Mir Muhammed’in bastırılmasından sonra Osmanlılar önemli oranda denetim sağladılar. Ta ki Bedirhan’a kadar. Bedirhan sülalesi Kürt tarihinde çok onemli ailelerden birisi. Hemen her ayaklanmada Bedirhanlardan biri mutlaka var.
Bedirhan Bohtan emiri.
Bedirhan Mir Muhammed’in savaştığı Osmanlı ordusundan özellikle kendi silahlı güçlerini koruyor (savaşmadan) daha sonra ise kendi isyanını başlatıyor. Osmanlı’ya vergi vermiyor, asker vermiyor. Ermenileri Asurluları birlikte savaşa çağırıyor. Asurlular; Süryaniler, Keldaniler ve Nesturiler için kullanılan bur üst kimlik. Süryaniler kökenleri net değilse de Suriyeli hristiyanlar. Arami ve Asurlu olduklarına yönelik iki iddia var. Ortodoks hristiyanlar. Keldaniler ve Nesturiler ise katolik. Aralarındaki en önemli fark bu mezhep farkı. Hepsinin dili Süryanice.

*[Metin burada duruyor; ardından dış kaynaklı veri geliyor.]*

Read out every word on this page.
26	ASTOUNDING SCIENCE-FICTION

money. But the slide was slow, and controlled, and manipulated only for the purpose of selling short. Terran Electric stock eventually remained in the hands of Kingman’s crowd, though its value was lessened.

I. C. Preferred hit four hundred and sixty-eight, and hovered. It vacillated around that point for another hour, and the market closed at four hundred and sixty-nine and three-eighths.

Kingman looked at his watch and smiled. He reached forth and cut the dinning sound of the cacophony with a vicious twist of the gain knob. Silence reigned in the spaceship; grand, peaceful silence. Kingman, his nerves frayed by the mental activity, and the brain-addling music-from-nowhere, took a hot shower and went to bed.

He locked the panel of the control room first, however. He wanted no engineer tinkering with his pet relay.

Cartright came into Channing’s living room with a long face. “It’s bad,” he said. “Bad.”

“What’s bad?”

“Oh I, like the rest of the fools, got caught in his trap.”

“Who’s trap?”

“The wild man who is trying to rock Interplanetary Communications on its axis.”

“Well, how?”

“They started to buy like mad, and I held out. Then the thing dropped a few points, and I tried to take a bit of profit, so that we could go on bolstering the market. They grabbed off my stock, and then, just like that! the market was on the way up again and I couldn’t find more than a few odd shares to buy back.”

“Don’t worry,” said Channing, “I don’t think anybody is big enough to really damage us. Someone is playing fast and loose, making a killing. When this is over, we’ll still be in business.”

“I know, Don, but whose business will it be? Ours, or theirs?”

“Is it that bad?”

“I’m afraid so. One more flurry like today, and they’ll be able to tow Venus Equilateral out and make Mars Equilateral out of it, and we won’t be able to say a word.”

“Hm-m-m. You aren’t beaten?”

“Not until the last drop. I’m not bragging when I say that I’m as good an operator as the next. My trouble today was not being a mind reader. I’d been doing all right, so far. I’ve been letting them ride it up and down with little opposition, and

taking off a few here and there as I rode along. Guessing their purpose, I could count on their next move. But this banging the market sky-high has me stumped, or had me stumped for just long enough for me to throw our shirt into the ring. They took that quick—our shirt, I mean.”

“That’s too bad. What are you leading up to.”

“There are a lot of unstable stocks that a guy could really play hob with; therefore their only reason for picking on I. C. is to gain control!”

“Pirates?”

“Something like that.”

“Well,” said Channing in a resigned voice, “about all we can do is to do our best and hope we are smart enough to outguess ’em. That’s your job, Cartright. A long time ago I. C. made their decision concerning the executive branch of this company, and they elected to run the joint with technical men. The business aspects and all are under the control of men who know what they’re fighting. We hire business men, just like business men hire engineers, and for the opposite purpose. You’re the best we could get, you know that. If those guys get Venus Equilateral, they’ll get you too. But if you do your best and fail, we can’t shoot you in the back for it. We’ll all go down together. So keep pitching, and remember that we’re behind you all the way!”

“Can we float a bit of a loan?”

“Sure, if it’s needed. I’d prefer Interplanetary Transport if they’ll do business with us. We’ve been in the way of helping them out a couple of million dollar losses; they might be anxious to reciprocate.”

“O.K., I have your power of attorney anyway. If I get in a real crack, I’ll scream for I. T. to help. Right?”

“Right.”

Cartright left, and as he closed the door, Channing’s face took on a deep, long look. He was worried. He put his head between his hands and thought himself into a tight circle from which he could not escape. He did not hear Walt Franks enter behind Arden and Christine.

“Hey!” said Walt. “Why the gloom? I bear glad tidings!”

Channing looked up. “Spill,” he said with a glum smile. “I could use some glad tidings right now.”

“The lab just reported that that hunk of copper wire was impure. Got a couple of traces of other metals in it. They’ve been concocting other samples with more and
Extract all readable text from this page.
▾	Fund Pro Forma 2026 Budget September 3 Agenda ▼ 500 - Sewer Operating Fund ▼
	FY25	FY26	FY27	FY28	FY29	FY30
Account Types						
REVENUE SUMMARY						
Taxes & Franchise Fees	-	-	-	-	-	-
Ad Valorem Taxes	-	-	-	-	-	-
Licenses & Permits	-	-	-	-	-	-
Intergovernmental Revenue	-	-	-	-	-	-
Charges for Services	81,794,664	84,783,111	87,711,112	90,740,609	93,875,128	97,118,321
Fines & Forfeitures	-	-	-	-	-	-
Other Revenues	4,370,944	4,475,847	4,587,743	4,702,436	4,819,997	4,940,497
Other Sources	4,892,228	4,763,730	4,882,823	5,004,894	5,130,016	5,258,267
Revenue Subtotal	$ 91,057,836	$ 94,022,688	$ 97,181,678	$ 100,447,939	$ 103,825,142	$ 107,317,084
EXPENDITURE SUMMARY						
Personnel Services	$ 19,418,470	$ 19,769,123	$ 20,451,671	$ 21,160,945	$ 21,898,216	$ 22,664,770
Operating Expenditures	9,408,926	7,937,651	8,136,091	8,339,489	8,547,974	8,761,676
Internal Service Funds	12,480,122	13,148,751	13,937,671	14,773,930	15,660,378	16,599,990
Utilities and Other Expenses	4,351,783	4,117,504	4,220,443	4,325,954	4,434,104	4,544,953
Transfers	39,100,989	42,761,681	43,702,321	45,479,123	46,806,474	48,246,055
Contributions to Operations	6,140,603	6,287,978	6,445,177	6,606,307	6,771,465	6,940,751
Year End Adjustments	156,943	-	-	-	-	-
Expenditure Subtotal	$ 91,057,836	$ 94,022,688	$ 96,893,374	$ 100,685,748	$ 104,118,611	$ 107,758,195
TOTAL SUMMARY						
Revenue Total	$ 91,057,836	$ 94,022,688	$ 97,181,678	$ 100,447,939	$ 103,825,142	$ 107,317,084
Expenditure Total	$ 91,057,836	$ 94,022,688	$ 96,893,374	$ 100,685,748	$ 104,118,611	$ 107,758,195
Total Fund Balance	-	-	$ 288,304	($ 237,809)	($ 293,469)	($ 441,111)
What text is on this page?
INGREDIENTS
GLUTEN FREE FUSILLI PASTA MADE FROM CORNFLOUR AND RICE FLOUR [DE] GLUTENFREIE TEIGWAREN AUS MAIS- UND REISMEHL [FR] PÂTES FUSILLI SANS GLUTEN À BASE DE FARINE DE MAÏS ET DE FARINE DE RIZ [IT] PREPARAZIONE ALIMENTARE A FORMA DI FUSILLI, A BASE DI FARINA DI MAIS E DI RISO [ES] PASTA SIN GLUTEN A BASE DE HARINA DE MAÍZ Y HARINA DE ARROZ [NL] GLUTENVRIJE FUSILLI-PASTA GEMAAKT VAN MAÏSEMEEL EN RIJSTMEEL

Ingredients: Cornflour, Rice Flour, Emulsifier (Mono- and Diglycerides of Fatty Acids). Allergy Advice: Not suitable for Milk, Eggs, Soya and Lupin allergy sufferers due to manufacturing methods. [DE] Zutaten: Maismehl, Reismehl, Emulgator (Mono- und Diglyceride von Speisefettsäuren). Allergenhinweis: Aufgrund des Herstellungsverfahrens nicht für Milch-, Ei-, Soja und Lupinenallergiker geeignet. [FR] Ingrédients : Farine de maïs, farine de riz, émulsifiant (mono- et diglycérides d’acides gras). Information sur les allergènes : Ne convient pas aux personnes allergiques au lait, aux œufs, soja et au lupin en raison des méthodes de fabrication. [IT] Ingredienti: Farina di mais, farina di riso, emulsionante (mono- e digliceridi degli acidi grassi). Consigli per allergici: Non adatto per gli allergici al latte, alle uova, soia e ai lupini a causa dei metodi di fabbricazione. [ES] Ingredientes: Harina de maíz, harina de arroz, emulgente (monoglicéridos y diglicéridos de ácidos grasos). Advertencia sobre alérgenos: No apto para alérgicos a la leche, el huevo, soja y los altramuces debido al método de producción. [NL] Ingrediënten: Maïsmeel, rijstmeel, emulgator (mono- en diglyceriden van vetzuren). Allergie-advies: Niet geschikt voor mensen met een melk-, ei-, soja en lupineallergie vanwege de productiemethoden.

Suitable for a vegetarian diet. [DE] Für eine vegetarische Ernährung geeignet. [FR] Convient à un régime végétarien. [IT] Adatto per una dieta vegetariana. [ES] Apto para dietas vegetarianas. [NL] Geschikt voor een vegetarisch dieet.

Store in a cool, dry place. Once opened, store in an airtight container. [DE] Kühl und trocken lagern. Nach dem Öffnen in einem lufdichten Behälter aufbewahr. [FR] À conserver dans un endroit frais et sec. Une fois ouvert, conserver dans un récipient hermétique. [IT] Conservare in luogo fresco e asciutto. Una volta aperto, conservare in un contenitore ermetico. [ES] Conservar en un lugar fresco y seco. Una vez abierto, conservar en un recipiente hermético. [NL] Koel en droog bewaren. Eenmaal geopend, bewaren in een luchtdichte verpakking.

Bedirhan da Osmanlı’nın içinde bulunduğu zor koşullardan faydalanıyor. O da Mir Muhammed gibi ülkesinde tam bir asayiş sağlıyor. Haydutluk vb hemen hemen yok oluyor. Rüşveti, yaltakçılığı yok ediyor ( ki bunlar Osmanlı’da çok yaygın). Ancak Asurlulara çok sert davranıyor. Bunda en önemli etken de emperyalist ülkelerin özellikle İngilizlerin ayak oyunları. Hristiyanlığı kullanarak bölgede Asurlular sayesinde denetimi ele geçirmek istiyorlar. Toprak verme gibi vaatlerde bulunup kışkırtıyorlar. Bedirhan da büyük bir katliam tapıyor. Asurlular da Osmanlı’dan yardım istiyor ve Osmanlı ordusu Bedirhan’ı mağlup ediyor.
Bedirhan sülalesinden birçok kisi ilerideki Kürt hareketlerine önderlik etmeye devam ediyor.